Stile libero – Il senso del comico dello humorbot

La mia planetaria impasta il pane con un moto che nulla ha a che fare con il gesto che mi ha insegnato la mia nonna emiliana. Per sostituire il cammino umano e il cavallo si sono usate le ruote, non le macchine a gambe. I tentativi di imitare il volo degli uccelli furono ingegnosi, ma senza esiti. I nostri aerei sfruttano la portanza delle ali ma non le sbattono, utilizzando invece la propulsione. Insomma, le strade del naturale e dell’artificiale non sembrano tanto succedersi per imitazione, ma piuttosto divaricarsi ogni volta che si produce un grande salto innovativo. Sarà così anche per l’intelligenza artificiale?

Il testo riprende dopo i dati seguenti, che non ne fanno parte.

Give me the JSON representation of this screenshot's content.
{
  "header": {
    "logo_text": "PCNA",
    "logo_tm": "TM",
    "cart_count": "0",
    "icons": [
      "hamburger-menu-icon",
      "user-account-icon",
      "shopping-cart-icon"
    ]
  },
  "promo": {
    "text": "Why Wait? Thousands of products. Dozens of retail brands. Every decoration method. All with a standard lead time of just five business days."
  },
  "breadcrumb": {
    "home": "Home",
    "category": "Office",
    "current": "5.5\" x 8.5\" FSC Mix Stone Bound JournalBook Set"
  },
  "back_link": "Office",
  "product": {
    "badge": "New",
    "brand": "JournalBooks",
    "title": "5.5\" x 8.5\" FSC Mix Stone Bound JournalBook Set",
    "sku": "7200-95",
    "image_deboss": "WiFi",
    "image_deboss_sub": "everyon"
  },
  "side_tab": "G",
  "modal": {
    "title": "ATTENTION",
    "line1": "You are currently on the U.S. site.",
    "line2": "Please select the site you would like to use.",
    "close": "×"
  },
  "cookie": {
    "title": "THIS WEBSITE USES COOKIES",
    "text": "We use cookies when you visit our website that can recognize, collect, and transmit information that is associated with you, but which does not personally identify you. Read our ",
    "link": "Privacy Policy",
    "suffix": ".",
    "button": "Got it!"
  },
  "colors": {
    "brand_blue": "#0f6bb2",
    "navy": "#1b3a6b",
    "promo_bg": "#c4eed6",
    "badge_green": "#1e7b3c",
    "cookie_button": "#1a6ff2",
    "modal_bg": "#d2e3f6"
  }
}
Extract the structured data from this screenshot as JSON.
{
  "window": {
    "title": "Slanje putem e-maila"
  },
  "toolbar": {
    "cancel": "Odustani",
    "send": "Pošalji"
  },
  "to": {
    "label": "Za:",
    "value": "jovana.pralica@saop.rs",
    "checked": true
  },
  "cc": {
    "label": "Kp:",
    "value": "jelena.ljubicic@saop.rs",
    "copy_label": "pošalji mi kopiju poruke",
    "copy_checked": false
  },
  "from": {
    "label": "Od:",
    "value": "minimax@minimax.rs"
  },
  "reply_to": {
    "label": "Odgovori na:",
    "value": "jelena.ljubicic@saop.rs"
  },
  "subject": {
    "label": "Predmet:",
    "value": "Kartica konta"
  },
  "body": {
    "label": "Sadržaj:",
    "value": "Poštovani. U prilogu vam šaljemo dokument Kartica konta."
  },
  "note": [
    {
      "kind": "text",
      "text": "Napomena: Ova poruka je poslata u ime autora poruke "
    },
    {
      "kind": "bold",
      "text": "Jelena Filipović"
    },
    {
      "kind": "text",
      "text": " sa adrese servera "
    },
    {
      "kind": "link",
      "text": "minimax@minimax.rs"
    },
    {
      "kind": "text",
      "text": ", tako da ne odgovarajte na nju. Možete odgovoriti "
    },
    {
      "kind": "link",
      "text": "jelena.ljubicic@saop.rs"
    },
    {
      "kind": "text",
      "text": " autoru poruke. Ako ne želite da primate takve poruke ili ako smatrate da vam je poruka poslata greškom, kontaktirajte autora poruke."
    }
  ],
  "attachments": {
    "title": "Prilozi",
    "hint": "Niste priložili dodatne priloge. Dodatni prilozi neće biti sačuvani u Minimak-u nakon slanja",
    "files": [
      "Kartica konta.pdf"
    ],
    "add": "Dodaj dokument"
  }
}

Due cose stupiscono chi osserva i bambini mentre apprendono il linguaggio: anzitutto, la natura intrinsecamente sintattica delle loro prestazioni (se il bambino si limitasse ad imitare il linguaggio adulto direbbe “ho preso”, mentre per ipercorrettismo dice “ho prenduto”, come se l’applicare regole grammaticali generali fosse una modalità primaria e naturale del suo pensiero). L’altro aspetto è la capacità semantica di correlare i nomi alle cose (se indichi e nomini un cane, il bambino capisce che non stai nominando il muso del cane, o un’orecchia del cane o il colore del cane, ma il cane come intero, come “sostanza” avrebbe detto Aristotele e non come aggregato di sensazioni puntuali).
Nessuna delle due prestazioni sembra essere tipica dell’attuale linguaggio artificiale che è intrinsecamente imitativo e non sembra in grado di discriminare proprietà caratterizzanti da dati accessori.
A lungo la logica formale è stata vista come la sorella maggiore, rigorosa e perfetta, del linguaggio naturale, approssimato e vago. Dai tentativi leibniziani fino al Tractatus di Wittgenstein, il modello di linguaggio logico-formale è stato ricercato come una perfetta struttura combinatoria dipanata in modalità assiomatico-deduttive, capace di modellizzare il reale.
Mi ha molto deluso veder entrare in scena il linguaggio dei chatbot come risultato di una rastrellata di sequenze di parole, probabilisticamente associate fra loro, più simili al modo in cui si formano le chiacchiere al bar o dalla parrucchiera che al modo in cui si articola un gioco con regole sintattiche. Probabilmente la maturazione degli strumenti di elaborazione artificiale avverrà per convergenze fra processi logico-matematici e raccolte induttive di associazioni fra parole. Certamente, la quantità gioca un ruolo determinante nelle capacità artificiali di elaborare informazioni mentre a un bambino bastano pochi esempi per cogliere un concetto o risolvere un problema tramite insight.
Chissà se alcune tipiche modalità dell’intelligenza naturale saranno surrogabili: l’intuizione, l’analogia, la metafora, il paradossale. Chissà se la macchina ci batterà anche come senso del comico: magari nascerà uno humorbot in grado di produrre battute esilaranti, ma chissà se poi occorrerà un umano per ridere alle battute.